Paulina Wnuk jest autorką książki "Kuchnia filmowa", która przenosi nas w świat potraw z dużego ekranu. Napisała ją na podstawie swojego bloga "From movie to the kitchen", który otrzymał nagrodę Blog Roku 2012.
Paulina Wnuk przyznała w audycji "Lato z Radiem", że miłość do jedzenia i filmów narodziły się jednocześnie. - W dzieciństwie oglądałam z tatą filmy science-fiction. Z Gwiezdnych Wojen pochodzi przepis na niebieskie Mleko Bantha - powiedziała Wnuk. Podpatrywała też swoje babcie i mamę w kuchni.
Autorka książki "Kuchnia filmowa" szuka filmów, w których pojawia się jedzenie. - Gdy oglądam film to wręcz oczekuję na jedzenie. Notuję to, co zobaczę. Zwracam uwagę na wszystkie kulinarne elementy jak np. spotkanie bohaterów w kawiarni - powiedziała Wnuk. Przyznaje też, że często jest tak, iż to czytelnicy podpowiadają jej filmy i przepisy. - Duże powodzenie ma Harry Potter. Wszyscy czekają na sok dyniowy z tego filmu - powiedziała. Spotyka się też z propozycją soku z gumijagód - Kiedyś wyruszę na ich poszukiwania i przygotuję ten magiczny sok - powiedziała Wnuk.
Jej zdaniem filmem, który powoduje, że po każdym obejrzeniu przybywa kilka kilogramów jest "Czekolada" z Juliette Binoche. - Rzędy kuszących czekoladek. Gorąca czekolada z dodatkiem chilli. Trudno się temu oprzeć - powiedziała. Wymienia też filmy Quentina Tarantino w których pojawi się strudel z bitą śmietaną, ćwierćfunciak z serem oraz waniliowy shake za 5 dolarów. Bardzo lubi też filmy Tima Burtona. W nich też znajduje kulinarne inspiracje np. na przepis na paszteciki z mięsem oraz na koktajl krewetkowy.

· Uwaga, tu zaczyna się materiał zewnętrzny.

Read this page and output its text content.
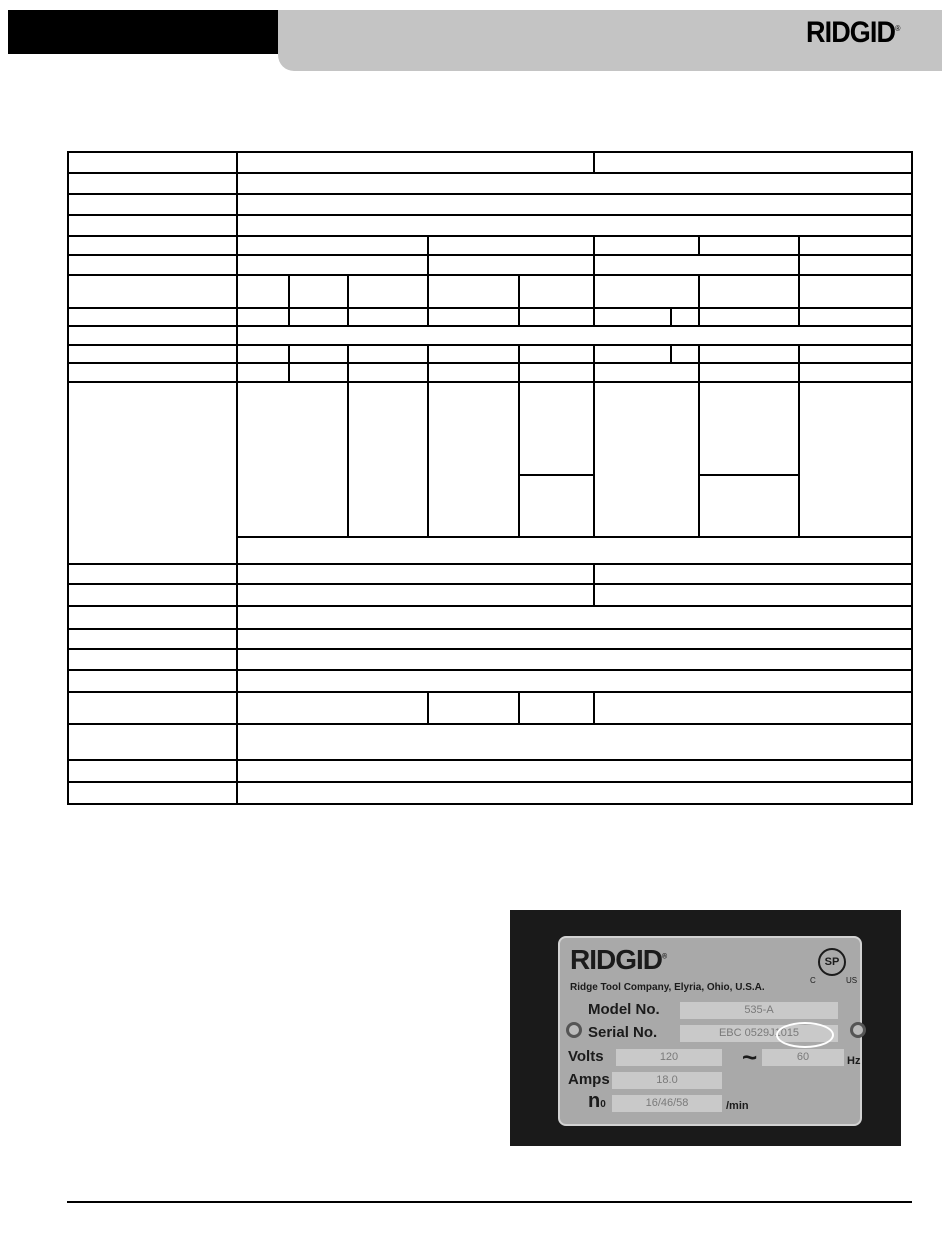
RIDGID®

RIDGID®
Ridge Tool Company, Elyria, Ohio, U.S.A.
SP
C	US
Model No.	535-A
Serial No.	EBC 0529J1015
Volts	120	~	60	Hz
Amps	18.0
n0	16/46/58	/min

W książce i na blogu są też przepisy, które nie pochodzą bezpośrednio z filmów, ale są nimi inspirowane np. sałatka z sercem wieprzowym z Hannibala. - Docelowo miał to być móżdżek, ale bardzo ciężko było mi go znaleźć w sklepach. Niektórych to przeraża, a innych zachwyca. Takie potrawy to kontrowersyjny temat - powiedziała.
Zdaniem Pauliny Wnuk polskie kino jest ubogie w kulinarne elementy. Można w nim jednak znaleźć kilka kultowych potraw i deserów np. ciastko W-Z z "Misia" i Krem Sułtański z "Dziewczyn do wzięcia". - Kremu sułtańskiego spokojnie można zjeść dwie porcie nie mdlejąc - powiedziała. Wspomina też o wielkich mięsnych ucztach z Krzyżaków i pieczonych kasztanach ze "Stawki większej niż życie". - Polecam, bo mają niesamowity smak - powiedziała autorka książki "Kuchnia filmowa"
Gdyby miała wybrać ulubiony przepis np. na danie na niedzielne popołudnie to poleciałby Wołowinę po burgundzku z filmu "Julie i Julia". - Ciężko opisać ten smak, ale długo pieczona wołowina z warzywami, w winie, z boczkiem to idealna propozycja - powiedziała. Prostszym przepisem jest spaghetti z klopsikami z "Zakochanego kundla" oraz chińskie pierożki z filmu "Kung-fu Panda". Na deser proponuje natomiast jabłka i gruszki pod kruszonką z filmu "Rzeź” Romana Polańskiego.
Z Pauliną Wnuk rozmawiała Karolina Rożej.